I am not usually a procrastinator, but when it comes to my health, I am convinced God will step in and take over. So I suffered in pain all day and waited until 7 pm to call a Lyft to carry me three blocks to Queen’s Emma Clinics.
As an avid television watcher and someone who has many hobbies and one of those is writing screenplays and scripts. I was sure I would walk into a scene straight from the television show ER. I did not.
The hospital: a view from within
After all, in the hospital, Covid is alive, and well and unfortunately, still taking lives. Masked when I arrived. After checking in, they issued me a hospital mask.

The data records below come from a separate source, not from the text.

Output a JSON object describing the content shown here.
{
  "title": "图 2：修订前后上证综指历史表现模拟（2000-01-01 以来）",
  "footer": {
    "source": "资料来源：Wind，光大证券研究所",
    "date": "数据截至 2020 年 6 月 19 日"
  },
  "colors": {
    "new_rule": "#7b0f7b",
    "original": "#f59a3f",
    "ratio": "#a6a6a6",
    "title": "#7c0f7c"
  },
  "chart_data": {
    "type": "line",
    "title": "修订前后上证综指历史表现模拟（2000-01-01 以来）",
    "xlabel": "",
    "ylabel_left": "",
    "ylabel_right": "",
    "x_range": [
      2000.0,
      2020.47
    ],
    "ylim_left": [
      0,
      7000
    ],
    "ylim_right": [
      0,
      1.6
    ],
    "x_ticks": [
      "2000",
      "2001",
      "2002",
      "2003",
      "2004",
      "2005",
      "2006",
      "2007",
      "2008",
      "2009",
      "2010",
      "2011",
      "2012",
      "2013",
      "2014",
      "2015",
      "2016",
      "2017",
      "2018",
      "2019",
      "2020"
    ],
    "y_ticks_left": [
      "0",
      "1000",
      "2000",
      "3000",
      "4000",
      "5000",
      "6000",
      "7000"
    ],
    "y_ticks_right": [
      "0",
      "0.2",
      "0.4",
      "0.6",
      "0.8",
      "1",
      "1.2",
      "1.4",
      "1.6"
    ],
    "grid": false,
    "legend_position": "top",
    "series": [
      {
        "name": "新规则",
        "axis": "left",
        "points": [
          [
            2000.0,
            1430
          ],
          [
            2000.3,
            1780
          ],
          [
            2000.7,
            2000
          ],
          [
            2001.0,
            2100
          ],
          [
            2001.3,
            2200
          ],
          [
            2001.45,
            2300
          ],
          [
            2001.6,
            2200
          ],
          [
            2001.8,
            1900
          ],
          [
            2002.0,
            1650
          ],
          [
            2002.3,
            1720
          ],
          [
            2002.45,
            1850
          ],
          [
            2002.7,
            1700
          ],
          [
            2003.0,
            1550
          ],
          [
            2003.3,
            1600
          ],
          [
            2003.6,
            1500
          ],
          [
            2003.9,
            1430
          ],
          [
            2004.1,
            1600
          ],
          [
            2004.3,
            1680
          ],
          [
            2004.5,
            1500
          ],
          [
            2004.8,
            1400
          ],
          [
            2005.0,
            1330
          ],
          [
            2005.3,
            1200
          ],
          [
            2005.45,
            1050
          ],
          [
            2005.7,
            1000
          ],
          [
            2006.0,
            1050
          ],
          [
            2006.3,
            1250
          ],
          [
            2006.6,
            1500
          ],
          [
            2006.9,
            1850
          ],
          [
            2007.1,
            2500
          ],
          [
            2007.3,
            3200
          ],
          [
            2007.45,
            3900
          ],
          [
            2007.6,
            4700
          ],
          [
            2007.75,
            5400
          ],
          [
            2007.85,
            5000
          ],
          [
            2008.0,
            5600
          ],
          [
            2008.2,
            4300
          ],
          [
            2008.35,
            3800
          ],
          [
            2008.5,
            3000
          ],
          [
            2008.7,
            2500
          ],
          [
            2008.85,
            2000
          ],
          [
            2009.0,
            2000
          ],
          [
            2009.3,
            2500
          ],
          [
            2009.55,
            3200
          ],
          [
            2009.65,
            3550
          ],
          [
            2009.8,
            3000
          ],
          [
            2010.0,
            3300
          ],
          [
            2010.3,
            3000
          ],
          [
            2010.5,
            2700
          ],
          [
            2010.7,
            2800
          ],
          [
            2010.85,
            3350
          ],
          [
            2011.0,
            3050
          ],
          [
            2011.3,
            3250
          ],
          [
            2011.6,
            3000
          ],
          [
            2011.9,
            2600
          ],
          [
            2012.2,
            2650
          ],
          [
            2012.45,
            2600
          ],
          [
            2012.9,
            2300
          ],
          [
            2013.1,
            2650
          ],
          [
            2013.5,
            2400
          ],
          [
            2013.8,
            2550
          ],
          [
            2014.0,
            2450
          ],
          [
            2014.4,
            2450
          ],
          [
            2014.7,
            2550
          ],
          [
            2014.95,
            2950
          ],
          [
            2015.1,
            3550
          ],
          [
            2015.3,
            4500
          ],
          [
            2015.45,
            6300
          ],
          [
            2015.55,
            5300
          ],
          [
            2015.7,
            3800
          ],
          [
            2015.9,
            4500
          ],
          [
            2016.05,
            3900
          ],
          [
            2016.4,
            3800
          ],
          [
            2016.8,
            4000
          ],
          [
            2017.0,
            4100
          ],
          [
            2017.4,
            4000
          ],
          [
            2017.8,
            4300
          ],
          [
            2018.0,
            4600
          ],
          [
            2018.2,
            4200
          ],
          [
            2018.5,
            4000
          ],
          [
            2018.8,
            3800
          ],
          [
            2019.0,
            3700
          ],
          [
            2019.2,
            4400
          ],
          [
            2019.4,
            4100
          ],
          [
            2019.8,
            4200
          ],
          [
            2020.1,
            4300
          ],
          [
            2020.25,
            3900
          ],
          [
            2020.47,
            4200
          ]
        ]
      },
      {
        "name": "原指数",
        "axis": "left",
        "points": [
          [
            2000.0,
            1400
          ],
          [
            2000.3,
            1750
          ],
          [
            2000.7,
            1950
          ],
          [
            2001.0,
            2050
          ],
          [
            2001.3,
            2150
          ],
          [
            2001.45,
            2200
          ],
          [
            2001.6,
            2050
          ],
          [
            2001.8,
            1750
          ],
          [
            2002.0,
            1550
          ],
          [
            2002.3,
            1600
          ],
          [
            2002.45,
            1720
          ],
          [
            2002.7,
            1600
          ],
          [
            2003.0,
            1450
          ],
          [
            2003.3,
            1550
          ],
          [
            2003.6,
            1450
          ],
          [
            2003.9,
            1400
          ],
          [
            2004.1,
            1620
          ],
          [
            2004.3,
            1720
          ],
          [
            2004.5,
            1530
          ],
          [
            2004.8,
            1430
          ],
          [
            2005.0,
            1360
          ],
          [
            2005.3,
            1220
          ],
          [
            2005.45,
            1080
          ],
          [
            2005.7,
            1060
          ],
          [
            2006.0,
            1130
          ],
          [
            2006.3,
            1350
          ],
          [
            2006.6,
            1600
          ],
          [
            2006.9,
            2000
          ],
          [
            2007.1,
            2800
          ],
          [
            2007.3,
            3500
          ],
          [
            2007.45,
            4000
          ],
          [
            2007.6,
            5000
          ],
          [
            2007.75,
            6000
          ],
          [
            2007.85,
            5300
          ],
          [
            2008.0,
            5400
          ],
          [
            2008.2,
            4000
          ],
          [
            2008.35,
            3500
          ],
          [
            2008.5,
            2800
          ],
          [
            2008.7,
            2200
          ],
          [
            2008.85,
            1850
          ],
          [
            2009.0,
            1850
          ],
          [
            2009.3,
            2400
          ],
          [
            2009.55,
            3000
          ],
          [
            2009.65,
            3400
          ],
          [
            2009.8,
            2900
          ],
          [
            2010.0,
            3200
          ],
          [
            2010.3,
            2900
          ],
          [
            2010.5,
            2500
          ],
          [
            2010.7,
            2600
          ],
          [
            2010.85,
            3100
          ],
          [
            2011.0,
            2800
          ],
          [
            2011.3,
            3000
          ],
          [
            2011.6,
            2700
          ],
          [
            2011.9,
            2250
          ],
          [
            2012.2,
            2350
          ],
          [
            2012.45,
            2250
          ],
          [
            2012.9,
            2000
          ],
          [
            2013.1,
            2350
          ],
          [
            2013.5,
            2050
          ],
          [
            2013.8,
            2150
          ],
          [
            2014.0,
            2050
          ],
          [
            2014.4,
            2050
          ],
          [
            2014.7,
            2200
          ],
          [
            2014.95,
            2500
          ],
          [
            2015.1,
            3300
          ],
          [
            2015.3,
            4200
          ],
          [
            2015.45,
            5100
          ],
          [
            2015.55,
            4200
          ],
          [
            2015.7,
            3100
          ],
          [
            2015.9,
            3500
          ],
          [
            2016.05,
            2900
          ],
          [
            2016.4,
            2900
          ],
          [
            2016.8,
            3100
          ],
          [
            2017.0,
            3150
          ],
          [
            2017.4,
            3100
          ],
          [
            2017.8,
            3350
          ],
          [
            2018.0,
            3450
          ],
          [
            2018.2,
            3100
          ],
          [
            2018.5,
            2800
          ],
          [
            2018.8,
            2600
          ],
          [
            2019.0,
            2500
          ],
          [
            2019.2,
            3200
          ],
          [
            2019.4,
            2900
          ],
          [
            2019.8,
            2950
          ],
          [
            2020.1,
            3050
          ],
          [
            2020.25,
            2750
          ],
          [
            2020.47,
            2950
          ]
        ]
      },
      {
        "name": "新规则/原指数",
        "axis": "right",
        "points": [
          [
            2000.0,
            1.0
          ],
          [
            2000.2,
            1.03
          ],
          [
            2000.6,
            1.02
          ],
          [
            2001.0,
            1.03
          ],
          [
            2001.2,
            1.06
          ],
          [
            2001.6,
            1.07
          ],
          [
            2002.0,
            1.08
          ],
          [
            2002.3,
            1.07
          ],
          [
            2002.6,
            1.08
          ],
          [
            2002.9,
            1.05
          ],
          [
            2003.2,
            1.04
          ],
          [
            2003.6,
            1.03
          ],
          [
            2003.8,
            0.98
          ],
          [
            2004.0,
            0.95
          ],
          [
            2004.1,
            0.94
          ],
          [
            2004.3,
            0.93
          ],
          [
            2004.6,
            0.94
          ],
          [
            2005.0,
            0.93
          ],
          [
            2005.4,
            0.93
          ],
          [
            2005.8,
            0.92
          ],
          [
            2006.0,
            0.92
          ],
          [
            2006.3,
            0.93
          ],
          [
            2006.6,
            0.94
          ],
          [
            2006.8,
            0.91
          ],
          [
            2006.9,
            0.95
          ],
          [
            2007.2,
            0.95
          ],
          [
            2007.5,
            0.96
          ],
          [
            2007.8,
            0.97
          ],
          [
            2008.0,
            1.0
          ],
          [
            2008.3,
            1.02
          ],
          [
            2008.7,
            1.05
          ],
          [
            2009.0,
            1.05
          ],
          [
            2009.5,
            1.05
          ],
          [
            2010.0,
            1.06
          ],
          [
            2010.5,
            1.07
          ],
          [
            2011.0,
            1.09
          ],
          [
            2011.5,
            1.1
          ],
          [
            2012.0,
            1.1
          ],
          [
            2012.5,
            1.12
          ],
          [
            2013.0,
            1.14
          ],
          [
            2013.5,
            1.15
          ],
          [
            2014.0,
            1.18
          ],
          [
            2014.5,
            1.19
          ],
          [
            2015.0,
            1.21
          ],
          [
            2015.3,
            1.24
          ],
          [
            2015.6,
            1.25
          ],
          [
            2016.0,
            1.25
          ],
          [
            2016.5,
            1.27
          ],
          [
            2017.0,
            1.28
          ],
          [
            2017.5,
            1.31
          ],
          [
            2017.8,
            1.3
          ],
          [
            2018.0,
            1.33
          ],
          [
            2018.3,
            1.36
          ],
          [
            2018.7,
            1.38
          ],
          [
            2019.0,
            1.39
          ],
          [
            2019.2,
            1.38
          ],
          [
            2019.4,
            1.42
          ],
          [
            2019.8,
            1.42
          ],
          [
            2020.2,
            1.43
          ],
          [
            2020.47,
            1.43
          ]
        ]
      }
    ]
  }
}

I will say it felt like it worked a lot better than the half dozen I own.
Along with three others, I waited to be seen. It took only an hour. The doctors came into the lobby and addressed the issue after I had waited another two hours doubled over in pain. It had been hours since I had eaten, but I was not hungry. What I craved was companionship.
I could get my appendix removed or take medicine. I opted for the surgery, a decision I regret now and soon I will share with you why.
I shared a bed with three others in need of medical attention. It was after 11 pm and there was no one to call for advice.
What do you do when this happens?
How do you get a second opinion when you only have seconds to make a decision?
I should have taken the medication option until I could count out the need for a hysterectomy. For a long time, I knew I had fibroids. I did not know how large they had become and that they were pushing on my organs.
They wheeled me into pre-op just after midnight. The urgency of the situation should have told me I had no other choice, and that the surgery was the right decision. Still, I wonder.
By 1 am I was in surgery getting my appendix removed. Two hours later, the nurses woke me, called my name, checked my vitals, and informed me they would release me by 6 am.
Despite having Covid.
Simply put, there were no more Covid beds. However, because of my history with Blood clots (Deep Vein Thrombosis), I thought they would have thought otherwise. They did not.
They woke me again at 6:15 am. “Is anyone here to take you home?”
“No. I live alone and have no family here.” I said.
No Ubers or Lyfts allowed. They called for a medical taxi. I waited another two hours for the pharmacy to release my medications.
They were concerned about sending me home alone, but they never offered to find a bed. If they had, I wonder if I would still be healing from a DVT now, nearly three months after the appendectomy.
How can you make the right decisions?
Reach out to someone, anyone and yes, if you have to, get a second opinion. In my case, I had a matter of hours, maybe a day or two, but who knows what OBGYN would have said if I could see them or a specialist the next day.
When you move somewhere and you have no family or good friends to rely on. Seek options. Churches, organizations, school groups and staff, whatever you do, find a buddy system. Who can bring you food, underwear, your computer or anything else you urgently need if you are on bed rest?
Once home, I slept in two-hour intervals. I barely ate. But I drank everything in sight. Orange juice saved me. This would be my routine for the next three days until I felt a warm sensation on the back of my calf.
Not again, repeated in my head for the next three days before I returned to the ER.
The world for singles, old and young, can be a lonely road, but it does not have to be. Find the help you need and you will be happy you did.